Menparekraf Dorong Kriya Perak Yogyakarta Kembali Sukses

Laporan Jurnalis Tribunnews, Ismoyo

TRIBUNNEWS.COM, YOGYAKARTA – Menteri Pariwisata dan Ekonomi Kreatif Sandiaga Salahuddin Uno melakukan kunjungan ke perajin perak bernama Salim Perak yang berlokasi di Kota Gede, Yogyakarta.

Perak Salim di Kota Gede adalah salah satu sentra kerajinan perak paling terkenal di Indonesia.

Saat ini diketahui bahwa peminat perak semakin kurang antusias. Selain itu, pandemi Covid-19 hanya memperburuk keadaan.
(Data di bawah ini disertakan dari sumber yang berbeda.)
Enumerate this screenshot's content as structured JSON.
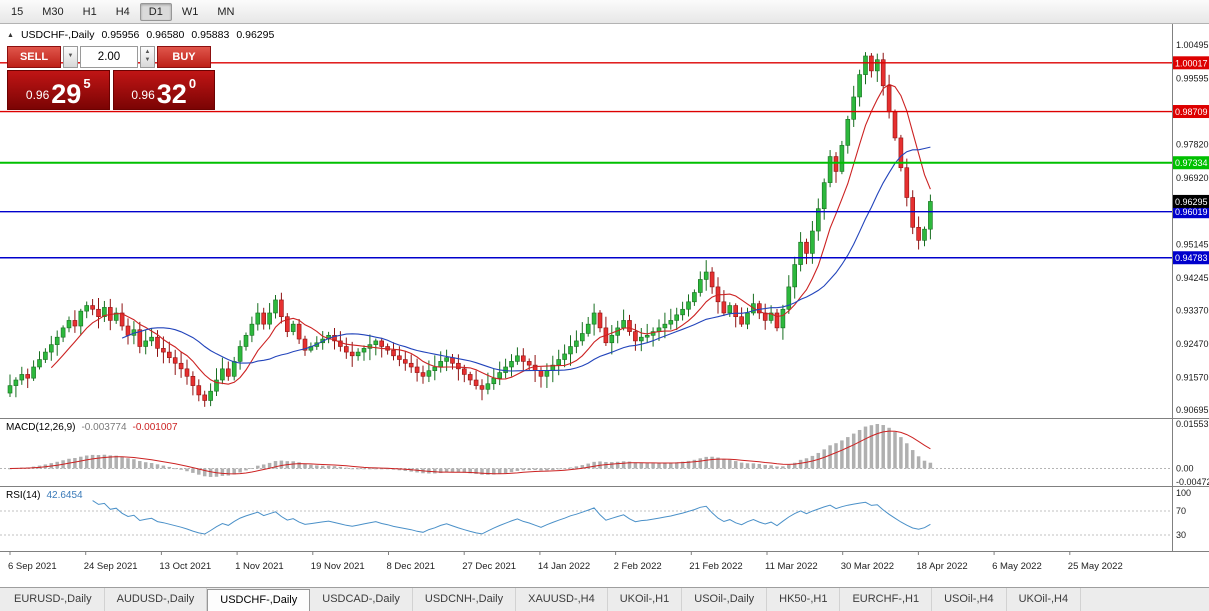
{
  "icons": {
    "collapse": "▲",
    "dropdown": "▼",
    "spin_up": "▲",
    "spin_down": "▼"
  },
  "toolbar": {
    "timeframes": [
      {
        "label": "15",
        "active": false
      },
      {
        "label": "M30",
        "active": false
      },
      {
        "label": "H1",
        "active": false
      },
      {
        "label": "H4",
        "active": false
      },
      {
        "label": "D1",
        "active": true
      },
      {
        "label": "W1",
        "active": false
      },
      {
        "label": "MN",
        "active": false
      }
    ]
  },
  "chart": {
    "title_symbol": "USDCHF-,Daily",
    "ohlc": {
      "open": "0.95956",
      "high": "0.96580",
      "low": "0.95883",
      "close": "0.96295"
    },
    "trade_panel": {
      "sell_label": "SELL",
      "buy_label": "BUY",
      "volume": "2.00",
      "bid": {
        "prefix": "0.96",
        "big": "29",
        "sup": "5"
      },
      "ask": {
        "prefix": "0.96",
        "big": "32",
        "sup": "0"
      }
    }
  },
  "chart_data": {
    "type": "candlestick",
    "symbol": "USDCHF",
    "period": "Daily",
    "ohlc_display": {
      "open": 0.95956,
      "high": 0.9658,
      "low": 0.95883,
      "close": 0.96295
    },
    "bid": 0.96295,
    "ask": 0.9632,
    "current_price": 0.96295,
    "price_axis": {
      "min": 0.90695,
      "max": 1.00495,
      "labels": [
        1.00495,
        0.99595,
        0.9782,
        0.9692,
        0.95145,
        0.94245,
        0.9337,
        0.9247,
        0.9157,
        0.90695
      ]
    },
    "hlines": [
      {
        "value": 1.00017,
        "color": "#dd0000",
        "width": 1.4
      },
      {
        "value": 0.98709,
        "color": "#dd0000",
        "width": 1.4
      },
      {
        "value": 0.97334,
        "color": "#00c000",
        "width": 2
      },
      {
        "value": 0.96019,
        "color": "#0000cc",
        "width": 1.4
      },
      {
        "value": 0.94783,
        "color": "#0000cc",
        "width": 1.4
      }
    ],
    "closes": [
      0.9135,
      0.915,
      0.9165,
      0.9155,
      0.9185,
      0.9205,
      0.9225,
      0.9245,
      0.9265,
      0.929,
      0.931,
      0.9295,
      0.9335,
      0.935,
      0.934,
      0.932,
      0.9345,
      0.931,
      0.933,
      0.9295,
      0.927,
      0.9285,
      0.924,
      0.9255,
      0.9265,
      0.9235,
      0.9225,
      0.921,
      0.9195,
      0.918,
      0.916,
      0.9135,
      0.911,
      0.9095,
      0.912,
      0.915,
      0.918,
      0.916,
      0.92,
      0.924,
      0.927,
      0.93,
      0.933,
      0.93,
      0.933,
      0.9365,
      0.932,
      0.928,
      0.93,
      0.926,
      0.923,
      0.924,
      0.925,
      0.926,
      0.927,
      0.9255,
      0.924,
      0.9225,
      0.9215,
      0.9225,
      0.9235,
      0.9245,
      0.9255,
      0.924,
      0.923,
      0.9215,
      0.9205,
      0.9195,
      0.9185,
      0.917,
      0.916,
      0.9175,
      0.9185,
      0.92,
      0.921,
      0.9195,
      0.918,
      0.9165,
      0.915,
      0.9135,
      0.9125,
      0.914,
      0.9155,
      0.917,
      0.9185,
      0.92,
      0.9215,
      0.92,
      0.919,
      0.9175,
      0.916,
      0.9175,
      0.919,
      0.9205,
      0.922,
      0.924,
      0.9255,
      0.9275,
      0.93,
      0.933,
      0.929,
      0.925,
      0.927,
      0.929,
      0.931,
      0.928,
      0.9255,
      0.9265,
      0.927,
      0.928,
      0.929,
      0.93,
      0.931,
      0.9325,
      0.934,
      0.936,
      0.9385,
      0.942,
      0.944,
      0.94,
      0.936,
      0.933,
      0.935,
      0.932,
      0.93,
      0.933,
      0.9355,
      0.933,
      0.931,
      0.933,
      0.929,
      0.934,
      0.94,
      0.946,
      0.952,
      0.949,
      0.955,
      0.961,
      0.968,
      0.975,
      0.971,
      0.978,
      0.985,
      0.991,
      0.997,
      1.002,
      0.998,
      1.001,
      0.994,
      0.987,
      0.98,
      0.972,
      0.964,
      0.956,
      0.9525,
      0.9555,
      0.96295
    ],
    "date_axis": [
      "6 Sep 2021",
      "24 Sep 2021",
      "13 Oct 2021",
      "1 Nov 2021",
      "19 Nov 2021",
      "8 Dec 2021",
      "27 Dec 2021",
      "14 Jan 2022",
      "2 Feb 2022",
      "21 Feb 2022",
      "11 Mar 2022",
      "30 Mar 2022",
      "18 Apr 2022",
      "6 May 2022",
      "25 May 2022"
    ],
    "indicators": {
      "macd": {
        "name": "MACD(12,26,9)",
        "value_main": "-0.003774",
        "value_signal": "-0.001007",
        "axis": [
          {
            "label": "0.01553",
            "value": 0.01553
          },
          {
            "label": "0.00",
            "value": 0
          },
          {
            "label": "-0.00472",
            "value": -0.00472
          }
        ]
      },
      "rsi": {
        "name": "RSI(14)",
        "value": "42.6454",
        "axis": [
          {
            "label": "100",
            "value": 100
          },
          {
            "label": "70",
            "value": 70
          },
          {
            "label": "30",
            "value": 30
          }
        ],
        "levels": [
          70,
          30
        ]
      }
    },
    "colors": {
      "candle_up": "#2db83d",
      "candle_up_border": "#176e20",
      "candle_down": "#e63030",
      "candle_down_border": "#8f1212",
      "ma_fast": "#cc2222",
      "ma_slow": "#2244bb",
      "macd_hist": "#b0b0b0",
      "macd_signal": "#cc2222",
      "rsi_line": "#4a90c8",
      "current_badge": "#000000"
    }
  },
  "tabs": {
    "active_index": 2,
    "items": [
      "EURUSD-,Daily",
      "AUDUSD-,Daily",
      "USDCHF-,Daily",
      "USDCAD-,Daily",
      "USDCNH-,Daily",
      "XAUUSD-,H4",
      "UKOil-,H1",
      "USOil-,Daily",
      "HK50-,H1",
      "EURCHF-,H1",
      "USOil-,H4",
      "UKOil-,H4"
    ]
  }
}
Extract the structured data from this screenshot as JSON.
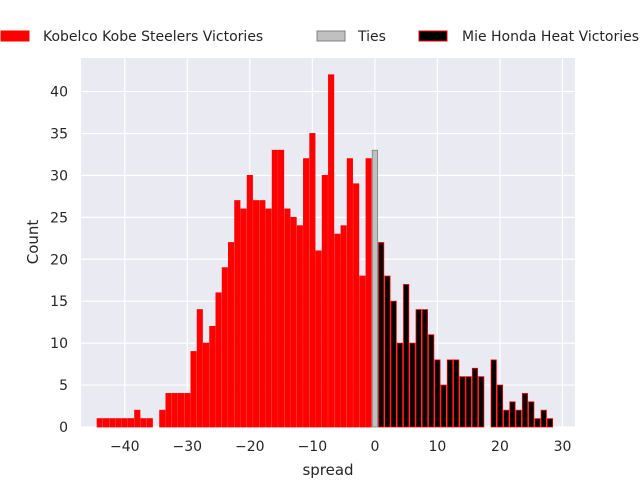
{
  "chart_data": {
    "type": "bar",
    "title": "",
    "xlabel": "spread",
    "ylabel": "Count",
    "xlim": [
      -47,
      32
    ],
    "ylim": [
      0,
      44
    ],
    "x_ticks": [
      -40,
      -30,
      -20,
      -10,
      0,
      10,
      20,
      30
    ],
    "x_tick_labels": [
      "−40",
      "−30",
      "−20",
      "−10",
      "0",
      "10",
      "20",
      "30"
    ],
    "y_ticks": [
      0,
      5,
      10,
      15,
      20,
      25,
      30,
      35,
      40
    ],
    "y_tick_labels": [
      "0",
      "5",
      "10",
      "15",
      "20",
      "25",
      "30",
      "35",
      "40"
    ],
    "grid": true,
    "legend_placement": "top, above plot",
    "series": [
      {
        "name": "Kobelco Kobe Steelers Victories",
        "color": "#ff0000",
        "edge": "#ff0000",
        "x": [
          -44,
          -43,
          -42,
          -41,
          -40,
          -39,
          -38,
          -37,
          -36,
          -34,
          -33,
          -32,
          -31,
          -30,
          -29,
          -28,
          -27,
          -26,
          -25,
          -24,
          -23,
          -22,
          -21,
          -20,
          -19,
          -18,
          -17,
          -16,
          -15,
          -14,
          -13,
          -12,
          -11,
          -10,
          -9,
          -8,
          -7,
          -6,
          -5,
          -4,
          -3,
          -2,
          -1
        ],
        "values": [
          1,
          1,
          1,
          1,
          1,
          1,
          2,
          1,
          1,
          2,
          4,
          4,
          4,
          4,
          9,
          14,
          10,
          12,
          16,
          19,
          22,
          27,
          26,
          30,
          27,
          27,
          26,
          33,
          33,
          26,
          25,
          24,
          32,
          35,
          21,
          30,
          42,
          23,
          24,
          32,
          29,
          18,
          32
        ]
      },
      {
        "name": "Ties",
        "color": "#c0c0c0",
        "edge": "#808080",
        "x": [
          0
        ],
        "values": [
          33
        ]
      },
      {
        "name": "Mie Honda Heat Victories",
        "color": "#000000",
        "edge": "#ff0000",
        "x": [
          1,
          2,
          3,
          4,
          5,
          6,
          7,
          8,
          9,
          10,
          11,
          12,
          13,
          14,
          15,
          16,
          17,
          18,
          19,
          20,
          21,
          22,
          23,
          24,
          25,
          26,
          27,
          28
        ],
        "values": [
          22,
          18,
          15,
          10,
          17,
          10,
          14,
          14,
          11,
          8,
          5,
          8,
          8,
          6,
          6,
          7,
          6,
          0,
          8,
          5,
          2,
          3,
          2,
          4,
          3,
          1,
          2,
          1
        ]
      }
    ]
  }
}
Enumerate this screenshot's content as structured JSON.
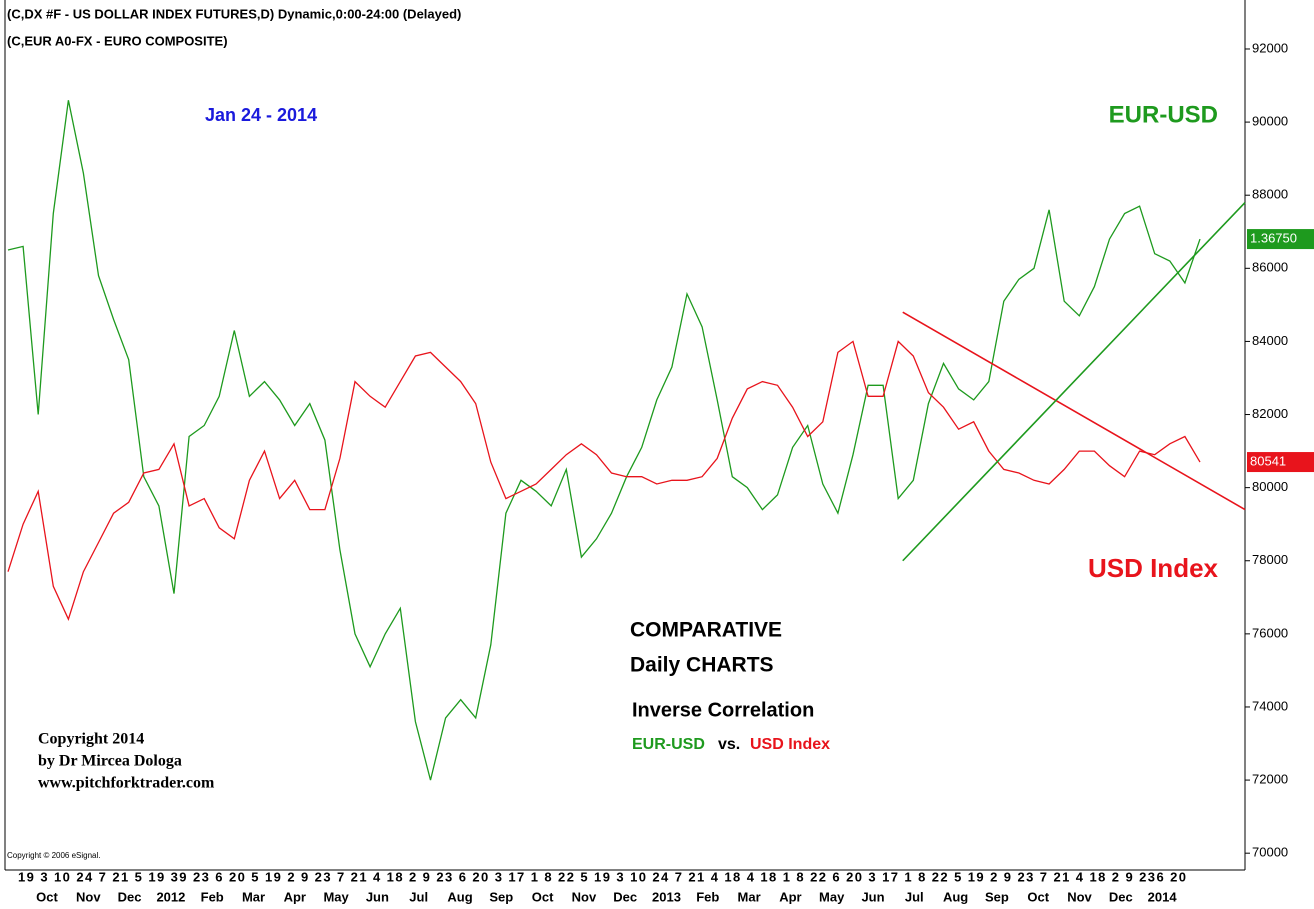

Dari ulasan tersebut, Menparekraf menilai wabah Covid-19 telah memacu para pelaku ekonomi kreatif, khususnya perajin perak, untuk meningkatkan skill dari dua hal tersebut.

Baca juga: Sandiaga Uno Minta Pengrajin Perak Kotagede Memanfaatkan Pasar Online dan Produksi Konten Digital

Pertama, adaptasi terhadap digitalisasi, dari menjual produk secara online hingga membuat konten.

Kedua, Menparekraf melihat ini sebagai bentuk ekonomi yang berkeadilan, karena pengrajin atau UMKM menyentuh banyak lini kehidupan masyarakat yang terdampak Covid-19.

“Jadi kami melihat peluang baru, terutama ke depan terkait B2C, dari Salim Silver langsung ke pelanggan dengan membuat konten menarik melalui platform digital,” kata Menteri Sandi di Yogyakarta, ”Kamis (20/5/2021).

Baca juga: OP Tanjung Perak Melepaskan Kontainer Bantuan Kemanusiaan ke NTT dan NTB

“Sehingga ini bisa membantu menjual hasil Salim Silver ini ke target pasar yang selama ini belum kita eksplorasi,” lanjutnya.

Menparekraf menuturkan, setelah mampu menyajikan konten yang menarik, ia ingin membuat pameran atau expo berbasis virtual.

“Setelah situasi pandemi kondusif, kita bisa bawa ke pameran bertaraf internasional,” pungkasnya.

Baca juga: Pangkalan PLP Kelas II Tanjung Perak Berkomitmen Menjaga Keselamatan dan Keamanan Pelayaran di Perairan

Sebelumnya, Kementerian Pariwisata dan Ekonomi Kreatif telah menginisiasi program Aksilirasi (Aksi Selaras dengan Sinergi), yaitu memberikan pendampingan kepada para ekografer dalam menciptakan produk kreatif unggulan di subsektor musik, seni pertunjukan, seni rupa, dan penerbitan.

Dan Salim Silver Jewelry merupakan salah satu ekografer di Yogyakarta yang pernah mengikuti program inkubasi Aksilirasi pada tahun 2020.

Pemilik Perhiasan Perak Salim Priyo Salim mengatakan, situasi pandemi ini sedang berinovasi dan dengan platform digital sangat diperlukan untuk memasarkan produk melalui media sosial.

“Seperti yang dikatakan Menteri, memang kita butuh solusi untuk memperluas pasar, jadi kita tidak hanya mengandalkan pasar lokal atau pasar offline tapi kita coba masuk ke pasar online,” kata Priyo.